Under the Infrastructure Funding and Financing Act 2020 the council can charge residents in an area a targeted rate to pay for infrastructure for water services, transport, community facilities and the environment.
The council is now investigating whether it can use targeted rating in the area.
It follows a trial of such an approach in development in Milldale, north of the city.
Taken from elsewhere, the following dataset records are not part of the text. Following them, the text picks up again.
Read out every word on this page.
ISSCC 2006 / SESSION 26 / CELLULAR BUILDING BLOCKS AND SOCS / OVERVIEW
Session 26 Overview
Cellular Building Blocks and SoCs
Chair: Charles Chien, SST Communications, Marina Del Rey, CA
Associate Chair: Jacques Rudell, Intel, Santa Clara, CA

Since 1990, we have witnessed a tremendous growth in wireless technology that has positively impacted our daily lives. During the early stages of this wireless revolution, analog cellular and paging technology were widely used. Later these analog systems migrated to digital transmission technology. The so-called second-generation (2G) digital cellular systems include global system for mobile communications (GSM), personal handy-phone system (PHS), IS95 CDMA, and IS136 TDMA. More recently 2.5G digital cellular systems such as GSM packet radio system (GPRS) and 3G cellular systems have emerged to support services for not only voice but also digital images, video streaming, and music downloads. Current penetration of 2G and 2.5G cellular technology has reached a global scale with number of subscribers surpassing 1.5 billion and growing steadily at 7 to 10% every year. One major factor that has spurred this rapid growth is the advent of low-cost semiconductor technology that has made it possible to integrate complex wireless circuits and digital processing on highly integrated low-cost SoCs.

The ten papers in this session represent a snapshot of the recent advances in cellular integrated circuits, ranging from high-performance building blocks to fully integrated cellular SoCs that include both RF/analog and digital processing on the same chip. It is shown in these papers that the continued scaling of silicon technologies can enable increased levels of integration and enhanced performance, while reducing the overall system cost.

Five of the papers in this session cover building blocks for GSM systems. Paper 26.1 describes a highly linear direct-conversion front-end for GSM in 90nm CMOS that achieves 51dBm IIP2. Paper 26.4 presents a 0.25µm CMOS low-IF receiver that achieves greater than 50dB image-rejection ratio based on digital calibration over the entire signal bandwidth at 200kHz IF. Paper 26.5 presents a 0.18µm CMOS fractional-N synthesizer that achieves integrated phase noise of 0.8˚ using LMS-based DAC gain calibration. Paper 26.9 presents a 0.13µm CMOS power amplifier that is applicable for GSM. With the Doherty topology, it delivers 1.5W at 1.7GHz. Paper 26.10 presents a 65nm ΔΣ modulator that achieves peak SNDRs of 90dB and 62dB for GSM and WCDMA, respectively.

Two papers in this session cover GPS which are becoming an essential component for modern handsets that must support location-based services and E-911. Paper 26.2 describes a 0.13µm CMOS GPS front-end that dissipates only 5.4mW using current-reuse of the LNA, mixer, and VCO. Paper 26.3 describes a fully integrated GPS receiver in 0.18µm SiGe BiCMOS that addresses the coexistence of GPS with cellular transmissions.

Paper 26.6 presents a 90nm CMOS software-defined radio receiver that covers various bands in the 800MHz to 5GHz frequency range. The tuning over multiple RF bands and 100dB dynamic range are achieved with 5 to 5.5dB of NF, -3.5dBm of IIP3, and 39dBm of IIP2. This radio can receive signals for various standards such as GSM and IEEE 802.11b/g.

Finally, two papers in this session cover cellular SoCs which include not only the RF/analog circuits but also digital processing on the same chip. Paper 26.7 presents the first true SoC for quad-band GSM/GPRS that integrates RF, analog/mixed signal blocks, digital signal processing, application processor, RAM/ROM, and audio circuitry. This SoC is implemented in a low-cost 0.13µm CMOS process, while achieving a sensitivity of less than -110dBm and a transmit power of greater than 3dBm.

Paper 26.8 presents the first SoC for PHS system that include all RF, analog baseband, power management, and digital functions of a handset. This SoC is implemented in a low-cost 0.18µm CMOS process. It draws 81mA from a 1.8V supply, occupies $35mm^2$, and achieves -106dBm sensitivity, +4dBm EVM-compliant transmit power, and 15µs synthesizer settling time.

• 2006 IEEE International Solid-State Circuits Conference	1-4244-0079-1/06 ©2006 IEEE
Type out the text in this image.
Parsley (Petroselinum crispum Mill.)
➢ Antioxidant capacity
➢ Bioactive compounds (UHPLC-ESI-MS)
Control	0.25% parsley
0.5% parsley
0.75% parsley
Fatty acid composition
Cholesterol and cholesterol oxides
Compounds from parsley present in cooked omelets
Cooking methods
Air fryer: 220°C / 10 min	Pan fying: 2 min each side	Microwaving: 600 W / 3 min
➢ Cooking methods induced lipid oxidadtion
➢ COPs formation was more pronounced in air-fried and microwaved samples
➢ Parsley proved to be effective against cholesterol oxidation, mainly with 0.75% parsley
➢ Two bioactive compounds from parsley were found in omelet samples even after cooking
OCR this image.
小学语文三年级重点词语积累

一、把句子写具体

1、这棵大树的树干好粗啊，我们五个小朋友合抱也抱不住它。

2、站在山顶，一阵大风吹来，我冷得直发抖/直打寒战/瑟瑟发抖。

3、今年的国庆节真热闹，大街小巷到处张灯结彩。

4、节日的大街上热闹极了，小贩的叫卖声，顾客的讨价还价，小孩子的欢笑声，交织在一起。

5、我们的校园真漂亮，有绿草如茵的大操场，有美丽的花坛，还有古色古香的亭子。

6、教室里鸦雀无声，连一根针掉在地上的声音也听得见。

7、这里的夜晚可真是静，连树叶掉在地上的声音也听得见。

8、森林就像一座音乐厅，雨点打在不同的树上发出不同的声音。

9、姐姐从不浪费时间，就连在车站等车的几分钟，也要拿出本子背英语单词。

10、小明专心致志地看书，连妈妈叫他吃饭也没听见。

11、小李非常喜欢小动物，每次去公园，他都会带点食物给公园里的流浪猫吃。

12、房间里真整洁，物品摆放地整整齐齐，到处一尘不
The development has been built using a "special purpose vehicle" headed by Auckland Council, Crown Infrastructure Partners and Fulton Hogan.
At Thursday's finance and performance committee meeting, the council's head of infrastructure funding and development strategy, Fiona Wright, said a targeted rate in Drury had the potential to net "hundreds of millions of dollars".
But both the Government and council would need to make decisions before the exact numbers could be determined.
Mayor Phil Goff said the private plan changes would still require the developers to come to the party with an "affordable and attractive" offer to make it work.
But Manurewa-Papakura ward councillor Daniel Newman said such a model will ensure the developers make a profit, while the costs are passed on to ratepayers.
"There's always a debate about what the developers are willing to contribute to future growth, but then there's a shortfall between what they say and what they actually deliver in terms of capital," he said.
Fulton Hogan land development chief executive Graeme Causer disagreed with Newman's comments.
"You can't just keep charging the developers," Causer said. "There's got to be a bit of a reality check here."
He said the company will pay development contributions in Drury and will also contribute to other works in the area.
The company would also be willing to sign up to a funding agreement if it is underwritten by the council and Crown, but not all of the companies involved in the development would be as keen, he said.
"The key thing for us in Drury is we are trying to provide housing, and Auckland needs more housing."
Causer said the area has already been earmarked as a future growth area and the council shouldn't stand in the way of progress.
Kiwi Property, Oyster Capital and Fulton Hogan have all now filed fast-track applications under the Covid-19 Recovery (Fast-track Consenting) Act 2020.